His nature is to love, but he has become unnatural.

A marvel has occurred, though: He whose nature is our pattern, the One who is simply Love unbounding, infinite, uncircumscribable, has taken on our bound, finite, circumscription -- without losing what is His. By grace, through His great love, He became what we are, so that we might become what He is. He rebukes the acedic man, and bears the terror, and goes to where the man fears most: the void. And that void, terrible and infinite, cannot contain this One. It is undone and burst. And the dying One is revealed as the Ever-Living One. In this One, the one who hates himself through self-love (philautia), can love the entire world and so find Christ in himself, the hope of glory. No more abuse, no more need to control to stave off death, but only the abounding overflow of Love.

Pascha is the only cure for acedia.

Thursday, August 03, 2017

Acedia and Philautia

Acedia (sometimes called 'despondency') is a condition of the soul that comes at the practical end of philautia ("that all-hating passion, which manifests itself in a thousand ways as a state of being stuck in oneself that renders one incapable of love" - G. Bunge). It is impossible for an acedic person to be patient. Not only is he concerned only with himself, being tossed between the jagged poles of anger at what he is and desire for what he wants to be outside God, but he is in horrible, distracting pain. "Stuck in oneself" is Bunge's way of glossing what St Augustine (via Luther) calls "incurvatus in se", of being "curved inward on oneself": imagine a man doubled over so sharply and severely that his eyes can only always see his navel. Any provocation, any disturbance which might cause him to lose his balance -- a slight breeze, or the fickle mood of a child -- creates such anxiety of further pain and loss of equilibrium (such as can be had in such a state) produces an outsized reaction of rage, hostility, shame, guilt.
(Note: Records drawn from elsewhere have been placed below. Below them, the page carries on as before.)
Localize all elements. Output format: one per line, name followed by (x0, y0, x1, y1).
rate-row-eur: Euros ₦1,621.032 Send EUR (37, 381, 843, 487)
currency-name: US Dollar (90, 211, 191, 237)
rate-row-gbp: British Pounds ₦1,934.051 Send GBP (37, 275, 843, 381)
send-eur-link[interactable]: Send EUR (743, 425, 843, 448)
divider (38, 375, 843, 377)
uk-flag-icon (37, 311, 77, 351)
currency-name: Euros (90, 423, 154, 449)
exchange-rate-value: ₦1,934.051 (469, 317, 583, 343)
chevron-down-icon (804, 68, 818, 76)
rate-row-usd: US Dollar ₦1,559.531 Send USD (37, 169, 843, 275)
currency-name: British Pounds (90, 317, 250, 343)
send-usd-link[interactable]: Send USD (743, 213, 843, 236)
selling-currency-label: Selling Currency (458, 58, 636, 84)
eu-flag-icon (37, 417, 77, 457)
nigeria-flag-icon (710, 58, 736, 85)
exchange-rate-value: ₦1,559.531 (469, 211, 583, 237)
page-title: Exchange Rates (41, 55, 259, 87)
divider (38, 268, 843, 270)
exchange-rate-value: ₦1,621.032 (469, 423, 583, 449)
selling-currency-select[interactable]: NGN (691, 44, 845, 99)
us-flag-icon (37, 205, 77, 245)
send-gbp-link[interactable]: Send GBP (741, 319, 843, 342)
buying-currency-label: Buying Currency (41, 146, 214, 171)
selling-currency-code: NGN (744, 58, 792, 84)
But, frozen in such a stance, the only way forward seems to push farther in, drawing closer to the corrupted self, till the eyes can receive no outside light, being enfolded in this corrupted and corruptible flesh. Tears and sweat mingle, at turns cooling and irritating the eyes, but now the tears are not those of repentance, but of angry pain and self-pity. There is, at this point, no reality outside the self: a self with full knowledge of its own impending death, seeing itself as a failed god without recourse. Such is Hell.

There remains hope; but it is a painful hope, and a long slog of spiritual traction and stretching. To be brought upright, to stand up again (anastasis), cannot be done by himself, but by those who have been healed -- or are being healed -- gathering around to slowly pull and set the soulish spine aright. Patient encouragement -- this is the hard work of years and decades -- are what is needed: philautia leads to a myriad kinds of despair. We must never give up on each other, but we must first feel compassion ("suffering together with") those in this state. The Church joins into Christ's pure, other-loving, suffering so that she might join those suffering from themselves. Spiritual warfare is revealed to be a war to join Christ's Passion.
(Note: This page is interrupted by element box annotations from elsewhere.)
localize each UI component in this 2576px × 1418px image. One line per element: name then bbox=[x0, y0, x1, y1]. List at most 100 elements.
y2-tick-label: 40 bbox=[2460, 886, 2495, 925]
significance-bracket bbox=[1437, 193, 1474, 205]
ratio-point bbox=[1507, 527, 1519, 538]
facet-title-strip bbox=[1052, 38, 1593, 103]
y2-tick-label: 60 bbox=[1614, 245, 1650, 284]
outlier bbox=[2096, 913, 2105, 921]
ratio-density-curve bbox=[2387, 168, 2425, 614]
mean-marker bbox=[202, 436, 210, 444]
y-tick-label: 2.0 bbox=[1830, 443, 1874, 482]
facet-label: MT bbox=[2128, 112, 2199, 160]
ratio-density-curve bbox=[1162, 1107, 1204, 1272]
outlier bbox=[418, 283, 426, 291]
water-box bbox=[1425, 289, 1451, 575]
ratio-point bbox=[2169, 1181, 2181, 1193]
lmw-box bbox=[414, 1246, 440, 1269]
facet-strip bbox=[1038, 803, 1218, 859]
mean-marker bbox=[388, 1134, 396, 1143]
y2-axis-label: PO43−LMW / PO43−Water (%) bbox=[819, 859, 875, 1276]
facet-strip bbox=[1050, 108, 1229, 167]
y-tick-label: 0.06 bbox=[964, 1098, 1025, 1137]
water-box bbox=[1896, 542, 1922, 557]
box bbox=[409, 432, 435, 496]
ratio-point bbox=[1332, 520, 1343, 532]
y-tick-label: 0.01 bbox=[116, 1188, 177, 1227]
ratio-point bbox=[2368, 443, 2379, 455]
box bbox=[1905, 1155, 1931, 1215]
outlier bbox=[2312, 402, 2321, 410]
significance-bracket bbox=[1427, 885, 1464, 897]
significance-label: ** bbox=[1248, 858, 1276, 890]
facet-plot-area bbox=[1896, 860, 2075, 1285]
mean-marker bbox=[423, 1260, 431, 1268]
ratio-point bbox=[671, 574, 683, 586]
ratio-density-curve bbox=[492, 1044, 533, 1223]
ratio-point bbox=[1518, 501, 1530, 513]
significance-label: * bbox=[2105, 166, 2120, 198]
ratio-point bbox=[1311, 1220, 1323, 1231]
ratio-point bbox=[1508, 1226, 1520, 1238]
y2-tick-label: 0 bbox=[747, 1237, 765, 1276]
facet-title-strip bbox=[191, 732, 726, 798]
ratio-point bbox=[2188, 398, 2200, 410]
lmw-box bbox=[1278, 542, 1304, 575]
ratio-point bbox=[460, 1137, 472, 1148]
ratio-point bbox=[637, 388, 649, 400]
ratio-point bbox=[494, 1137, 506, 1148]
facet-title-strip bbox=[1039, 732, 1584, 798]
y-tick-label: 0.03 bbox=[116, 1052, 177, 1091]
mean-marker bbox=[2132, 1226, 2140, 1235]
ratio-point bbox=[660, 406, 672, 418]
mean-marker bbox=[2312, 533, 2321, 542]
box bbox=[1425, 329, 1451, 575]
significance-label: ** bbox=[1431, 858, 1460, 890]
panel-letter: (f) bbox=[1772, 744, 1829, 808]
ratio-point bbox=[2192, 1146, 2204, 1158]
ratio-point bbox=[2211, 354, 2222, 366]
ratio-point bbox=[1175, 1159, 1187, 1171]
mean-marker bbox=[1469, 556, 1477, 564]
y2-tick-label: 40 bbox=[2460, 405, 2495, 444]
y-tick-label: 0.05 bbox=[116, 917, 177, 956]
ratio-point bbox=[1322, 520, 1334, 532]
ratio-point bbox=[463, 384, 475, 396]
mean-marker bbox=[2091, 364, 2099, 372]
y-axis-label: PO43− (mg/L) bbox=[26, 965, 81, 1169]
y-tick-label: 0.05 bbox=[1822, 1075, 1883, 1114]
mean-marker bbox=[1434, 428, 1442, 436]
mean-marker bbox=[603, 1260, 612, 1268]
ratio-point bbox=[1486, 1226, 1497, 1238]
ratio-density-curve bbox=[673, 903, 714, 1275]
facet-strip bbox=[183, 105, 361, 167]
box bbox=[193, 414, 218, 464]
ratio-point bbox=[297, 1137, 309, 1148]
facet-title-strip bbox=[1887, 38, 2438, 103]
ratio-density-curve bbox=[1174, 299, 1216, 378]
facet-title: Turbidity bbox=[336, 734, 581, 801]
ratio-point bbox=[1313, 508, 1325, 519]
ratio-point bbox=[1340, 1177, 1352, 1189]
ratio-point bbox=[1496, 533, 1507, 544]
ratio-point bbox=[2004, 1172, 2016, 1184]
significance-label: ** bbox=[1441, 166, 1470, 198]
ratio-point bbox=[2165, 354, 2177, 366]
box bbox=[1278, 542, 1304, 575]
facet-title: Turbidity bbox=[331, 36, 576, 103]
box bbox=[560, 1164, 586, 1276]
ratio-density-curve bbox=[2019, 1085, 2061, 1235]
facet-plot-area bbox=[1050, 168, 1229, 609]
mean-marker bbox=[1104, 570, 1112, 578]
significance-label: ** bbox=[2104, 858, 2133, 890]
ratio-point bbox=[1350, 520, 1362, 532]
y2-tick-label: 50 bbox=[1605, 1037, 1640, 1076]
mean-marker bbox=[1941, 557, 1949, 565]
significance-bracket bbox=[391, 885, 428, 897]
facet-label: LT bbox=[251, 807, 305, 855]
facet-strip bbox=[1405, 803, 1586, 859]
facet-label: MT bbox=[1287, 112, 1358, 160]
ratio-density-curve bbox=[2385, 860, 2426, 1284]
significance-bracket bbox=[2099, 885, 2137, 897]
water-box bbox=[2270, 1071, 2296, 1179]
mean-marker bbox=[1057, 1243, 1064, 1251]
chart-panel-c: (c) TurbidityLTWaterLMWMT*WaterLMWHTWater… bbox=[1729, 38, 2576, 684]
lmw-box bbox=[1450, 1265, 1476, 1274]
All are wronged by an acedic person -- there is nothing he can do but hurt others. But to be brought upright, out of the prison of the self ("superbia" in the Latin understanding of the Capital Vice of Pride), opens them up to the brightness of Christ's love shining out from His eternal energies and through the faces of His people whom have the love of God poured out in their hearts. Here -- the state we were made for -- can he become pure flame, truly human and so shine out like shook foil the Light that is Love.

I am that acedic person. Forgive me as I have sinned against you.